The Centers for Medicare & Medicaid Services should openly urge Congress to change the way therapy services are reimbursed, the nation’s largest long-term care provider association stated in recent written comments to CMS Administrator Marilyn Tavenner.

The American Health Care Association/National Center for Assisted Living pressed for three changes in particular: repealing “arbitrary” Part B therapy caps that limit access to needed services; reforming the “flawed” outpatient therapy medical review process, in order to create a system more likely to identify improper payments; and the collection of standardized outpatient therapy data, rather than the current non-standardized data that is “administratively complex” and not very useful.

CMS needs Congressional action in order to repeal the caps and reform medical review.

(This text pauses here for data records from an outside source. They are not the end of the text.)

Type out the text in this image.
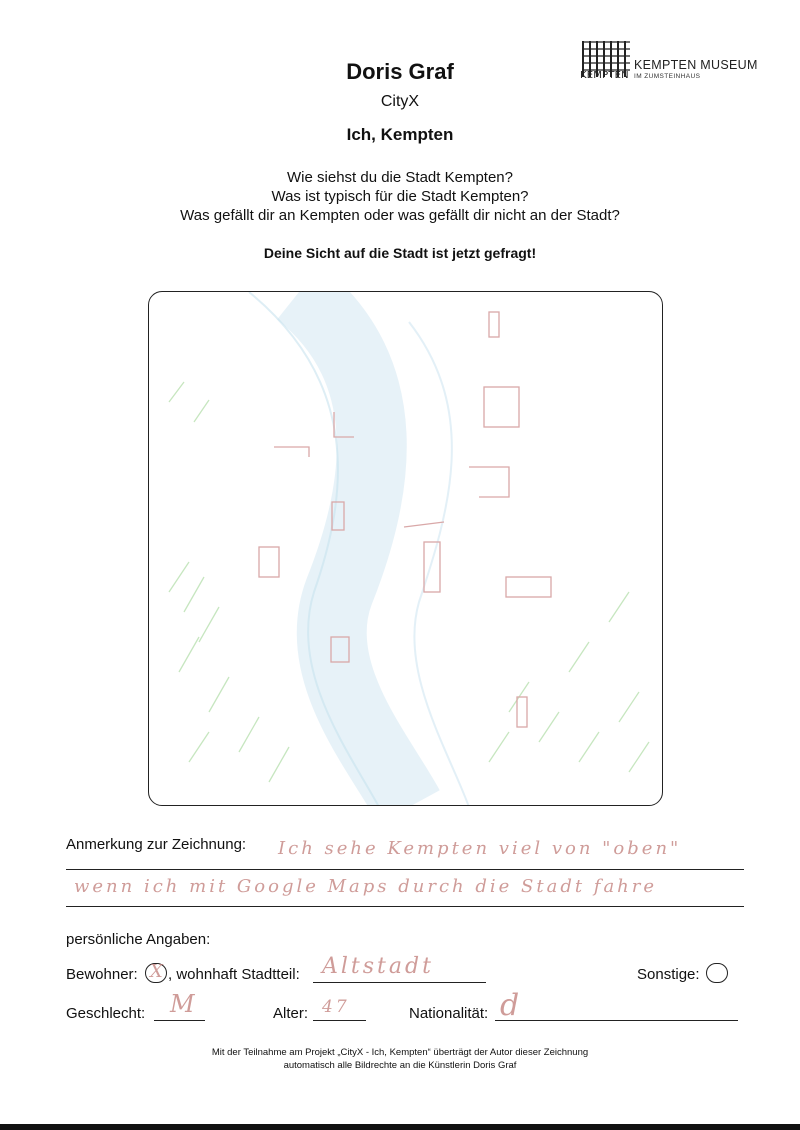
KEMPTEN
KEMPTEN MUSEUM
IM ZUMSTEINHAUS
Doris Graf
CityX
Ich, Kempten
Wie siehst du die Stadt Kempten?
Was ist typisch für die Stadt Kempten?
Was gefällt dir an Kempten oder was gefällt dir nicht an der Stadt?
Deine Sicht auf die Stadt ist jetzt gefragt!
Anmerkung zur Zeichnung: Ich sehe Kempten viel von "oben"
wenn ich mit Google Maps durch die Stadt fahre
persönliche Angaben:
Bewohner: X , wohnhaft Stadtteil: Altstadt	Sonstige:
Geschlecht: M	Alter: 47	Nationalität: d
Mit der Teilnahme am Projekt „CityX - Ich, Kempten“ überträgt der Autor dieser Zeichnung
automatisch alle Bildrechte an die Künstlerin Doris Graf
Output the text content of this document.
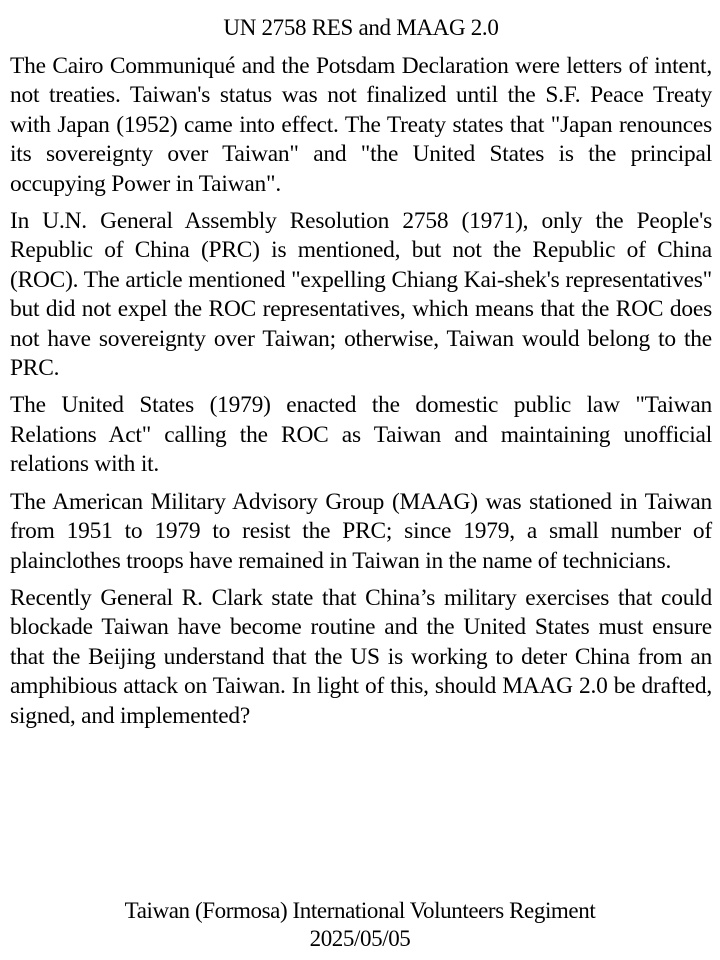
UN 2758 RES and MAAG 2.0

The Cairo Communiqué and the Potsdam Declaration were letters of intent, not treaties. Taiwan's status was not finalized until the S.F. Peace Treaty with Japan (1952) came into effect. The Treaty states that "Japan renounces its sovereignty over Taiwan" and "the United States is the principal occupying Power in Taiwan".

In U.N. General Assembly Resolution 2758 (1971), only the People's Republic of China (PRC) is mentioned, but not the Republic of China (ROC). The article mentioned "expelling Chiang Kai-shek's representatives" but did not expel the ROC representatives, which means that the ROC does not have sovereignty over Taiwan; otherwise, Taiwan would belong to the PRC.

The United States (1979) enacted the domestic public law "Taiwan Relations Act" calling the ROC as Taiwan and maintaining unofficial relations with it.

The American Military Advisory Group (MAAG) was stationed in Taiwan from 1951 to 1979 to resist the PRC; since 1979, a small number of plainclothes troops have remained in Taiwan in the name of technicians.

Recently General R. Clark state that China’s military exercises that could blockade Taiwan have become routine and the United States must ensure that the Beijing understand that the US is working to deter China from an amphibious attack on Taiwan. In light of this, should MAAG 2.0 be drafted, signed, and implemented?

Taiwan (Formosa) International Volunteers Regiment
2025/05/05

The agency should issue a public statement to Congress advocating for the three proposed changes, AHCA stated. The Sept. 2 document served as the association’s official comments on proposed policies in the Medicare physician fee schedule for calendar year 2015.

AHCA also called for changes to the Recovery Audit Contractor program, including doing only post-payment reviews and implementing further limits on additional documentation requests. The provider association applauded CMS for pausing the Recovery Auditor program and undertaking improvements, but wants more information about what these enhancements are and when audits will fully resume.

The 11-page document also included comments on a number of other topics, including re-valuing potentially misvalued codes and potential provider burdens created by CMS evaluations of new payment and delivery models.